Paper title: Sequential Monte Carlo for Sampling Balanced and Compact Redistricting Plans Authors and year: Cory McCartan, Kosuke Imai, 2023 

Journal: Annals of Applied Statistics (Forthcoming 2023), 

https://doi.org/10.48550/arXiv.2008.06131

In 2011, the Pennsylvania General Assembly was accused of drawing a redistricting plan for the state that diluted the power of Democratic voters, while strengthening the Republican vote. The case made its way to the Pennsylvania Supreme Court, where it was determined to be an unfairly drawn map. 

With more complicated techniques, gerrymandering, or altering districts to purposefully amplify the voting power of some, while reducing others, becomes harder to recognize. Gerrymandered districts are usually identifiable by the ‘jigsaw’ shapes that split counties and municipalities in an attempt to pack certain voting groups into the same district, while splitting others. However, proving that a district map has been purposefully manipulated, as it was in Pennsylvania, is no easy task. Researchers often use different sampling methods and algorithms to both create fair redistricting plans and to compare those to the plans proposed by politicians. 

Mathematicians at Harvard recently tackled this problem by testing a new method of creating a sample of districts. A successful sampling method must: be efficient enough to scale to maps with many districts, make sure that the samples represent the target population, and incorporate any legal constraints, which usually means reducing the number of counties, cities, and townships that are divided into different districts, and maintain an approximately equal population in each. While there have been many suggested mathematical models to achieve this, Monte Carlo Simulations have gained a lot of traction, most recently the Sequential Monte Carlo (SMC). 

What is a Sequential Monte Carlo and how does it work? 

Monte Carlo Simulations are a huge class of mathematical models that have a variety of uses, but are usually characterized by some repeated random sampling. This has been utilized in this case to draw district boundaries given a set of constraints, such as: compactness (or how well contained the districts are), population deviation (which is the difference in population between districts), or boundary splits (which is how much a certain map divides counties or municipalities). Algorithms are weighted to directly satisfy these requirements.

The SMC starts by turning each precinct (which is the smallest voting district) into a node or point on the graph. Each of these points is then randomly connected to create some continuous line, known as a spanning tree. The algorithm then removes one precinct connection, or edge, in the tree, which splits it in two. This edge is removed based on what the algorithm determines is the most promising based on weights that the researchers specified earlier. 

Each district is therefore built piece by piece by continuing to build and cut spanning trees, as seen in Figure 1. By repeating this whole process thousands or millions of times, the SMC creates millions of possible maps, all of which are viable, as the samples that fail to meet constraints are discarded. The ‘sequential’ part of the SMC comes from the fact that after each drawing and splitting of the spanning tree, a second algorithm checks that the population of the new district falls within the population bounds.Then, a new set of plans are generated, and the weights are recalculated. This method is better at enforcing the previously set population constraints, as it weighs the constraints everytime it draws a new piece, instead of doing this at the final stage like many methods. 

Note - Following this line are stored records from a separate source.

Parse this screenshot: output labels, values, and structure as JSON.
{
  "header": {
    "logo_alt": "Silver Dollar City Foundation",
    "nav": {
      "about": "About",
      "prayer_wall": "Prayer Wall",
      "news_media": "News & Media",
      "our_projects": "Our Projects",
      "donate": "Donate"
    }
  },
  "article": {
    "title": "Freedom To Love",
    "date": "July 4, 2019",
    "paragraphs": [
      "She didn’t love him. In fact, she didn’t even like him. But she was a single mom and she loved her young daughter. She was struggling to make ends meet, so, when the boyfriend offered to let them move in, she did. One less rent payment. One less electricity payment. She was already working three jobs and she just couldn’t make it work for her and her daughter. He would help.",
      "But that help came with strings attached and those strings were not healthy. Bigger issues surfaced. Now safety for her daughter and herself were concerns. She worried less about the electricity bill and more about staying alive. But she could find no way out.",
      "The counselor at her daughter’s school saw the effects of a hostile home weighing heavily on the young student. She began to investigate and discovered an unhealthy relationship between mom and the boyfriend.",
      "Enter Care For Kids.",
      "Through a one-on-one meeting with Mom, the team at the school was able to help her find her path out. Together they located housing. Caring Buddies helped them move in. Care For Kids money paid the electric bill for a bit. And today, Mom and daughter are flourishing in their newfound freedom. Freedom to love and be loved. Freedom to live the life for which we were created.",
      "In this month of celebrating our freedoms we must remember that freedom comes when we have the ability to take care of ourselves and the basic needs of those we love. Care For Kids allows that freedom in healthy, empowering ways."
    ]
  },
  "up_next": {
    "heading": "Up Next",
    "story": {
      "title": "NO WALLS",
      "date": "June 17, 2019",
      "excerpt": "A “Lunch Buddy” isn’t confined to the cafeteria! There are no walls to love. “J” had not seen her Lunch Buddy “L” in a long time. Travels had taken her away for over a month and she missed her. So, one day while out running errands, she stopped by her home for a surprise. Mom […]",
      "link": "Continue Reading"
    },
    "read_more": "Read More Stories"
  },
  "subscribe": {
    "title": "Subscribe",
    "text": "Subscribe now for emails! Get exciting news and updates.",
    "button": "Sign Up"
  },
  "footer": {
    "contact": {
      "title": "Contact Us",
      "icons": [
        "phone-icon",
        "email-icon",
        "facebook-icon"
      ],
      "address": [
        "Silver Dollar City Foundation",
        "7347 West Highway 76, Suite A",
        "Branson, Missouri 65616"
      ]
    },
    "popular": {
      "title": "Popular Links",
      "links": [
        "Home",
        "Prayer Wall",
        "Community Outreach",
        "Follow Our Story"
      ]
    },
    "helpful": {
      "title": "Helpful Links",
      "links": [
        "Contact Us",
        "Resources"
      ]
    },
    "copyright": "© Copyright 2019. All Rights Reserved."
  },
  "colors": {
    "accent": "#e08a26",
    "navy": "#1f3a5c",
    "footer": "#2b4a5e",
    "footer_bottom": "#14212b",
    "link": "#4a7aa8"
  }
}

Figure 1: Sequential splitting procedure applied to Iowa, where G0 is the initial district, and more districts are created by continuing to split spanning trees, creating 4 total districts. 

The results: 

Researchers tested this method using real world data: specifically on the 2011 Pennsylvania redistricting case previously mentioned. They used the method to draw reference maps for the target distribution of the case in question, and weighted the algorithm to follow the specific guidelines outlined by the court. They then created 1,600 sample plans, and compared the distribution of those plans to the ones outlined in the 2011 case. Smaller, more compact districts with fewer edges were considered more democratic in their comparison, as those districts tended to split less counties and municipalities and therefore have a more democratic representation of areas. The result was clear: the plan made by the general assembly was an outlier, having less compactness and more county splits than any of those made by the simulation.

A big question in gerrymandering cases is that of fault: was the district purposely changed to benefit a certain party? This question is usually answered by using real election data to simulate results using the General Assembly’s proposed plan vs. those of the reference maps created by simulations. In the case of 2011, there was strong evidence that the General Assembly gerrymandered in favor of the Republican party, since most of the Democratic vote was in non-competitive districts. 

Overall, the SMC method shows a major step towards solving real-world redistricting problems with mathematical models, a major step towards both protecting democracy and voting rights.